Flying drones used to monitor flamingos at Al Wathba Wetland Reserve
ABU DHABI // Remote-controlled flying drones are being used to monitor the flamingo population at the Al Wathba Wetland Reserve.
The 1.2kg drones have a flying speed of about 10-15 metres per second and can reach altitudes of up to 500m. They can stay airborne for 25-30 minutes and can take videos and photographs or wildlife.
“Drones are the future of conservation and conservation is impossible without adequate field data,” said Dr Shaikha Salem Al Dhaheri, executive director of terrestrial and marine biodiversity for the Environment Agency Abu Dhabi (EAD).
“Think of drones as airborne robots, able to access the difficult-to-reach areas while minding environmental sensitivities through the minimisation of human presence,” said Dr Al Dhaheri.
“EAD has a wide range of mapping and tracking technologies used in the field and the use of drones to monitor flamingo numbers is yet another addition to a repertoire of technological tools we are using to better understand and protect biodiversity in Abu Dhabi.”
The drones will be used in hard-to-reach areas to capture footage of the birds to verify numbers without making close contact.
EAD will also benefit from the accuracy of the unmanned aerial vehicle’s images of the breeding birds as well as providing a data collection method that is cost and time effective.

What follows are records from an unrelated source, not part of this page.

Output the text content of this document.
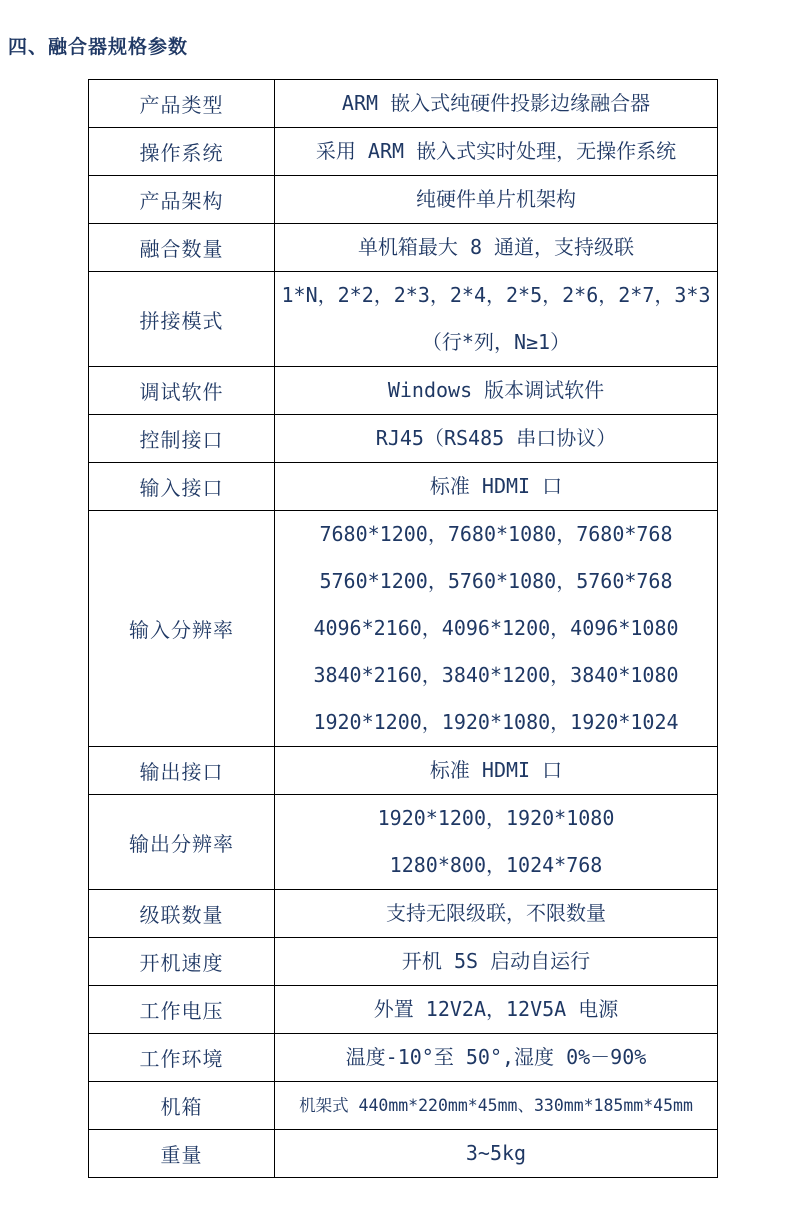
四、融合器规格参数
产品类型	ARM 嵌入式纯硬件投影边缘融合器

操作系统	采用 ARM 嵌入式实时处理，无操作系统

产品架构	纯硬件单片机架构

融合数量	单机箱最大 8 通道，支持级联

拼接模式	1*N，2*2，2*3，2*4，2*5，2*6，2*7，3*3
（行*列，N≥1）

调试软件	Windows 版本调试软件

控制接口	RJ45（RS485 串口协议）

输入接口	标准 HDMI 口

输入分辨率	7680*1200，7680*1080，7680*768
5760*1200，5760*1080，5760*768
4096*2160，4096*1200，4096*1080
3840*2160，3840*1200，3840*1080
1920*1200，1920*1080，1920*1024

输出接口	标准 HDMI 口

输出分辨率	1920*1200，1920*1080
1280*800，1024*768

级联数量	支持无限级联，不限数量

开机速度	开机 5S 启动自运行

工作电压	外置 12V2A，12V5A 电源

工作环境	温度-10°至 50°,湿度 0%－90%

机箱	机架式 440mm*220mm*45mm、330mm*185mm*45mm

重量	3~5kg
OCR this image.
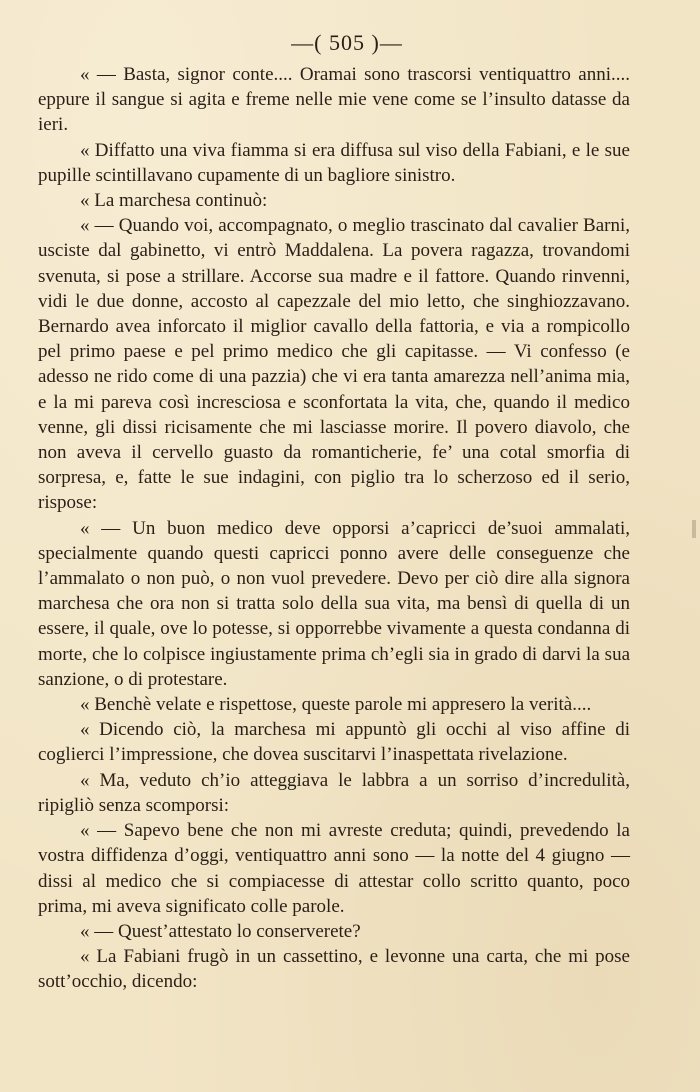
—( 505 )—

« — Basta, signor conte.... Oramai sono trascorsi ventiquattro anni.... eppure il sangue si agita e freme nelle mie vene come se l’insulto datasse da ieri.

« Diffatto una viva fiamma si era diffusa sul viso della Fabiani, e le sue pupille scintillavano cupamente di un bagliore sinistro.

« La marchesa continuò:

« — Quando voi, accompagnato, o meglio trascinato dal cavalier Barni, usciste dal gabinetto, vi entrò Maddalena. La povera ragazza, trovandomi svenuta, si pose a strillare. Accorse sua madre e il fattore. Quando rinvenni, vidi le due donne, accosto al capezzale del mio letto, che singhiozzavano. Bernardo avea inforcato il miglior cavallo della fattoria, e via a rompicollo pel primo paese e pel primo medico che gli capitasse. — Vi confesso (e adesso ne rido come di una pazzia) che vi era tanta amarezza nell’anima mia, e la mi pareva così incresciosa e sconfortata la vita, che, quando il medico venne, gli dissi ricisamente che mi lasciasse morire. Il povero diavolo, che non aveva il cervello guasto da romanticherie, fe’ una cotal smorfia di sorpresa, e, fatte le sue indagini, con piglio tra lo scherzoso ed il serio, rispose:

« — Un buon medico deve opporsi a’capricci de’suoi ammalati, specialmente quando questi capricci ponno avere delle conseguenze che l’ammalato o non può, o non vuol prevedere. Devo per ciò dire alla signora marchesa che ora non si tratta solo della sua vita, ma bensì di quella di un essere, il quale, ove lo potesse, si opporrebbe vivamente a questa condanna di morte, che lo colpisce ingiustamente prima ch’egli sia in grado di darvi la sua sanzione, o di protestare.

« Benchè velate e rispettose, queste parole mi appresero la verità....

« Dicendo ciò, la marchesa mi appuntò gli occhi al viso affine di coglierci l’impressione, che dovea suscitarvi l’inaspettata rivelazione.

« Ma, veduto ch’io atteggiava le labbra a un sorriso d’incredulità, ripigliò senza scomporsi:

« — Sapevo bene che non mi avreste creduta; quindi, prevedendo la vostra diffidenza d’oggi, ventiquattro anni sono — la notte del 4 giugno — dissi al medico che si compiacesse di attestar collo scritto quanto, poco prima, mi aveva significato colle parole.

« — Quest’attestato lo conserverete?

« La Fabiani frugò in un cassettino, e levonne una carta, che mi pose sott’occhio, dicendo:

The greater flamingo can be observed all year round in lagoons and mudflats along the coast and Al Wathba Wetland Reserve is home to the first successful breeding grounds of the bird’s population in the Arabian Peninsula.
Earlier last year, the Al Wathba Wetland Reserve was declared a Ramsar site, joining a list of more than 2,000 protected wetlands around the world.
Dr Salim Javed, section manager of terrestrial assessment and conservation, said the drones were a less invasive way to keep check of animal populations. In time, they will be used to monitor other animals such as gazelle and oryx.
“At EAD we always try to use new technology and we are using it especially for counting species that are hard to count. Once we are successful with this we hope to expand it.”
Dr Javed said the team had been researching the technology for the past year and using it for about seven months.
“The results are amazing considering you don’t have to go to the area and invade the privacy of the species,” he said. “It’s a very good way for areas that are difficult to access and is much less time consuming and less invasive for the animals. For counting birds, you can take a couple of snapshots and start counting.
“It’s a very time-efficient, cost-efficient and manpower-efficient tool.”
About 10 species of birds are being assessed on a regular basis using the drones, including lesser crested terns.
“We are using it for other breeding birds right now as it’s the season for the sea birds. We’re not using those birds that breed individually but those which breed in large colonies, colonial nesting.”
Just two staff at EAD are qualified to operate the drones, but more will be trained. Flying the drones is not complicated but requires some practice, said Dr Javed.